The Association of Art Museum Directors moved Friday to impose sanctions on the Berkshire Museum, in Pittsfield, for selling a portion of its art collection to bolster its finances and renovate its building as part of a reinvention plan that emphasizes science and history.

The association has long held that proceeds from the sale of artwork should go only toward the acquisition of new works and should not be used to support an institution’s operations.

“Selling art to support any need other than to build a museum’s collection fundamentally undermines the critically important relationships between museums, donors, and the public,’’ the association said in a statement.

The sanctions, effective immediately, call on the organization’s 243 members neither to lend nor borrow artworks from the Berkshire and also to abstain from any collaborative projects with the museum.

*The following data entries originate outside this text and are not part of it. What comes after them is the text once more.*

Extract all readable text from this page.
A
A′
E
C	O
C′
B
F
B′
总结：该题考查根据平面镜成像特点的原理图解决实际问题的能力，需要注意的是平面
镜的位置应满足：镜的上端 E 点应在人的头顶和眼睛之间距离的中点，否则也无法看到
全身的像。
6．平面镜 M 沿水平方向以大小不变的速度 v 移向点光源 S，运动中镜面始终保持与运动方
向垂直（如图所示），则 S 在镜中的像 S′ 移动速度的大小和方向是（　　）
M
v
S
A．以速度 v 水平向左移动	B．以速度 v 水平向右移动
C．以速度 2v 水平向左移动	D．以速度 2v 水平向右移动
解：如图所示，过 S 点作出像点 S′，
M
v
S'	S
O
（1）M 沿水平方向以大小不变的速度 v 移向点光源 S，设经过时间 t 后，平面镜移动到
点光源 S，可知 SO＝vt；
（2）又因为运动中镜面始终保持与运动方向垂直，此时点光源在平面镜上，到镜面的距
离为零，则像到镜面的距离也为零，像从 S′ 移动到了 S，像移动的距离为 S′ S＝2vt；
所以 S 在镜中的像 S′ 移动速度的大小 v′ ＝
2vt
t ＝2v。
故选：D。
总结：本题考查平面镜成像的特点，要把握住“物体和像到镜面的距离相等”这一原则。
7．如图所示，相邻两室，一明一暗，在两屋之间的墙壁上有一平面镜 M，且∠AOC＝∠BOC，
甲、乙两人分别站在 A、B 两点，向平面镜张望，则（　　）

“The possibility of sanctions was carefully considered by the board when deciding whether to deaccession any works to secure and sustain the museum’s future,’’ Carol Bosco Baumann, a spokeswoman for the museum, said via e-mail. “We determined then and strongly believe now that to protect our most important asset – the museum’s open doors – it was necessary, and even with regrettable sanctions like these, we could fulfill the mission of the museum and successfully serve the community.’’

The cash-strapped museum has come under widespread criticism since it revealed its intention last summer to sell up to 40 of its most prized artworks — including Norman Rockwell’s “Shuffleton’s Barbershop,’’ considered by many to be among his finest paintings.